「きっと、隣の人が酔っぱらって部屋を間違えてるんだよ。前にも同じことがあったから」


そう、以前にも泥酔した隣人が私の部屋を自分の部屋だと勘違いして鍵が開かないと廊下で大騒ぎしていた。そんなワケだから、今回もそうだろうとドアスコープを覗くことなく鍵を開けたのだが……


「……うそ」


ドアの向こうに立っていたのは、酔っぱらいの隣人ではなく、肩で息をし、額に汗を浮かべた零士先生だった。


「どうして……」

「どうして? それはこっちの台詞だ」


不機嫌この上ない表情で私を見下ろす彼を呆然と見上げていたが、ふと我に返り、慌ててドアを閉めようとしたのだけれど、零士先生の足がそれを阻む。

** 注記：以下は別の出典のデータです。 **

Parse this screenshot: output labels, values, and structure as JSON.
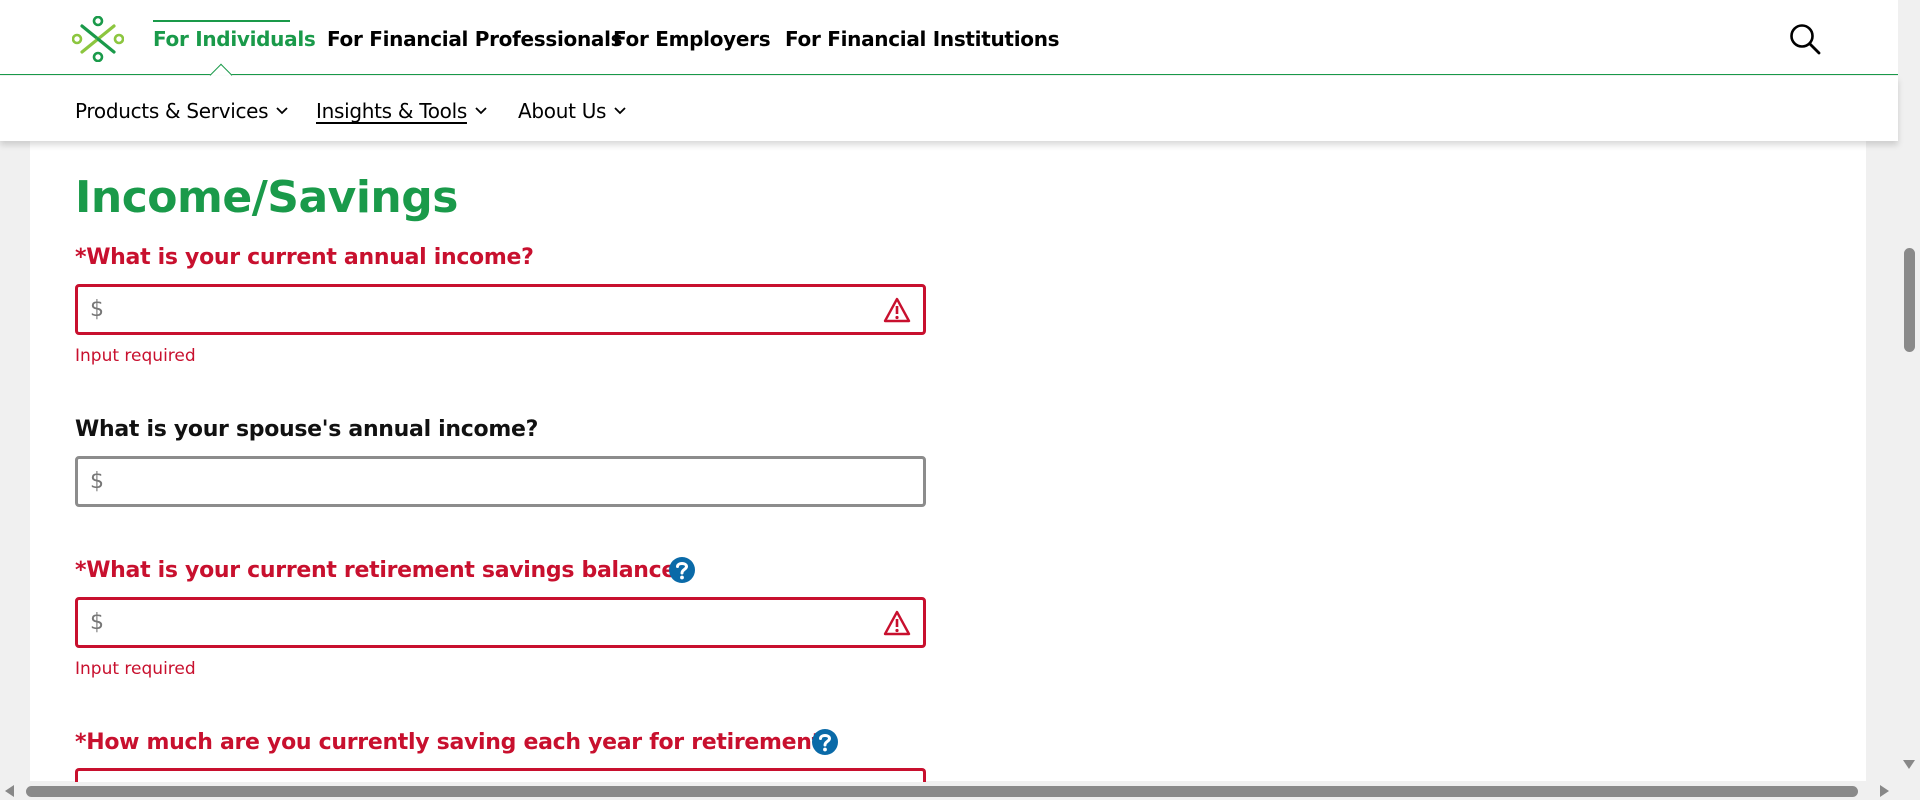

「一方的に別れると言われて納得できるワケないだろ?」

「えっ……納得したから追いかけてこなかったんじゃあ……」


零士先生の説明によると、私が部屋を飛び出した直後、クライアントからクレームの電話が掛かってきて私を追うことができなかったそうだ。その後、クライアントの自宅に出向き、対応をしていたから今になったと。

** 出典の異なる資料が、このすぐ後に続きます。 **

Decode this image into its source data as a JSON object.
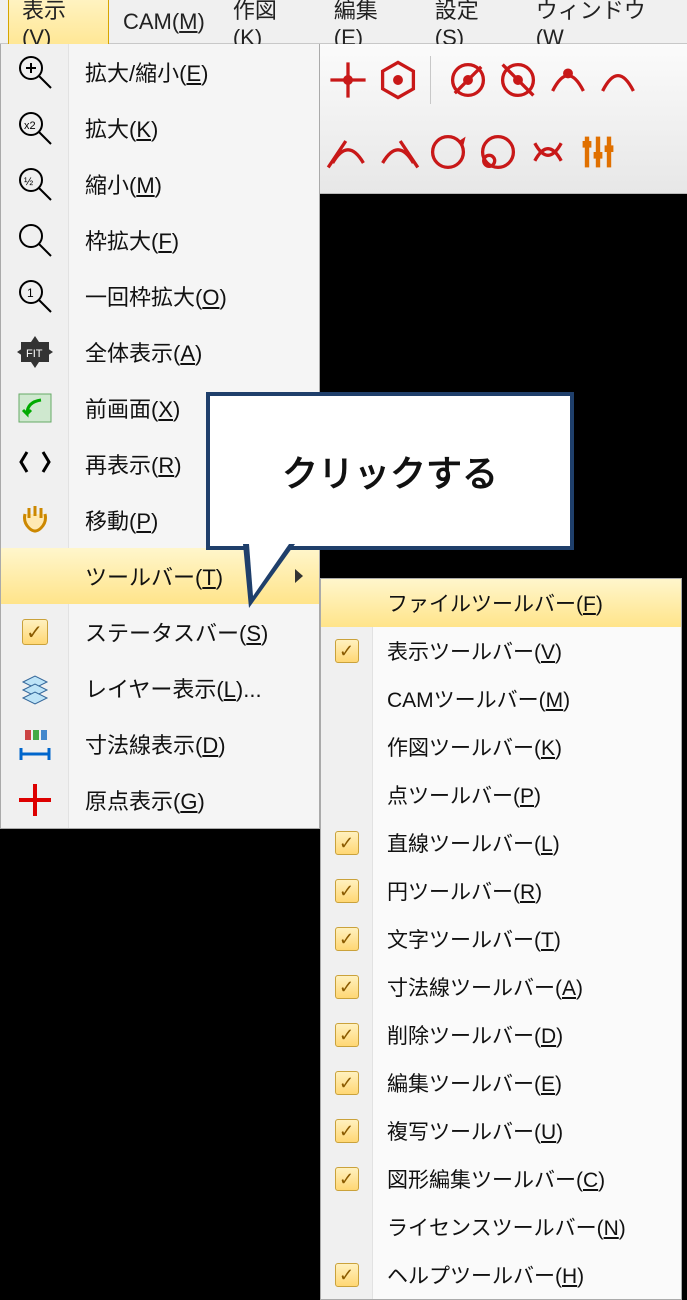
{
  "menubar": {
    "items": [
      {
        "label": "表示(",
        "mn": "V",
        "tail": ")",
        "active": true
      },
      {
        "label": "CAM(",
        "mn": "M",
        "tail": ")"
      },
      {
        "label": "作図(",
        "mn": "K",
        "tail": ")"
      },
      {
        "label": "編集(",
        "mn": "E",
        "tail": ")"
      },
      {
        "label": "設定(",
        "mn": "S",
        "tail": ")"
      },
      {
        "label": "ウィンドウ(",
        "mn": "W",
        "tail": ""
      }
    ]
  },
  "dropdown": {
    "items": [
      {
        "icon": "zoom-plus",
        "label": "拡大/縮小(",
        "mn": "E",
        "tail": ")"
      },
      {
        "icon": "zoom-x2",
        "label": "拡大(",
        "mn": "K",
        "tail": ")"
      },
      {
        "icon": "zoom-half",
        "label": "縮小(",
        "mn": "M",
        "tail": ")"
      },
      {
        "icon": "zoom-frame",
        "label": "枠拡大(",
        "mn": "F",
        "tail": ")"
      },
      {
        "icon": "zoom-once",
        "label": "一回枠拡大(",
        "mn": "O",
        "tail": ")"
      },
      {
        "icon": "fit",
        "label": "全体表示(",
        "mn": "A",
        "tail": ")"
      },
      {
        "icon": "prev",
        "label": "前画面(",
        "mn": "X",
        "tail": ")"
      },
      {
        "icon": "redisplay",
        "label": "再表示(",
        "mn": "R",
        "tail": ")"
      },
      {
        "icon": "pan",
        "label": "移動(",
        "mn": "P",
        "tail": ")"
      },
      {
        "icon": "",
        "label": "ツールバー(",
        "mn": "T",
        "tail": ")",
        "highlight": true,
        "submenu": true
      },
      {
        "icon": "check",
        "label": "ステータスバー(",
        "mn": "S",
        "tail": ")"
      },
      {
        "icon": "layers",
        "label": "レイヤー表示(",
        "mn": "L",
        "tail": ")..."
      },
      {
        "icon": "dim",
        "label": "寸法線表示(",
        "mn": "D",
        "tail": ")"
      },
      {
        "icon": "origin",
        "label": "原点表示(",
        "mn": "G",
        "tail": ")"
      }
    ]
  },
  "submenu": {
    "items": [
      {
        "checked": false,
        "label": "ファイルツールバー(",
        "mn": "F",
        "tail": ")",
        "highlight": true
      },
      {
        "checked": true,
        "label": "表示ツールバー(",
        "mn": "V",
        "tail": ")"
      },
      {
        "checked": false,
        "label": "CAMツールバー(",
        "mn": "M",
        "tail": ")"
      },
      {
        "checked": false,
        "label": "作図ツールバー(",
        "mn": "K",
        "tail": ")"
      },
      {
        "checked": false,
        "label": "点ツールバー(",
        "mn": "P",
        "tail": ")"
      },
      {
        "checked": true,
        "label": "直線ツールバー(",
        "mn": "L",
        "tail": ")"
      },
      {
        "checked": true,
        "label": "円ツールバー(",
        "mn": "R",
        "tail": ")"
      },
      {
        "checked": true,
        "label": "文字ツールバー(",
        "mn": "T",
        "tail": ")"
      },
      {
        "checked": true,
        "label": "寸法線ツールバー(",
        "mn": "A",
        "tail": ")"
      },
      {
        "checked": true,
        "label": "削除ツールバー(",
        "mn": "D",
        "tail": ")"
      },
      {
        "checked": true,
        "label": "編集ツールバー(",
        "mn": "E",
        "tail": ")"
      },
      {
        "checked": true,
        "label": "複写ツールバー(",
        "mn": "U",
        "tail": ")"
      },
      {
        "checked": true,
        "label": "図形編集ツールバー(",
        "mn": "C",
        "tail": ")"
      },
      {
        "checked": false,
        "label": "ライセンスツールバー(",
        "mn": "N",
        "tail": ")"
      },
      {
        "checked": true,
        "label": "ヘルプツールバー(",
        "mn": "H",
        "tail": ")"
      }
    ]
  },
  "callout": {
    "text": "クリックする"
  },
  "toolbar_icons_row1": [
    "cross-target",
    "hex-dot",
    "separator",
    "circle-diag",
    "circle-diag2",
    "arc-dot",
    "arc"
  ],
  "toolbar_icons_row2": [
    "arc-tangent",
    "arc-tangent2",
    "circle-arrow",
    "circle-small",
    "arc-swap",
    "sliders"
  ]
}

「クライアントからの電話を切った後、何度も希穂に電話をしたが、お前は出なかった。だからクレーム処理をした足でここに来たんだ」


一刻も早く私に会って話しをしたかったから、最上階で止まってなかなか下りてこないエレベーターを待ち切れず、階段を駆け上がってきたと額の汗を拭う。


「とにかく中に入れてくれ」


私の体を押し、部屋の中に入ろうとした零士先生だったが、視線を上げるとその足が止まった。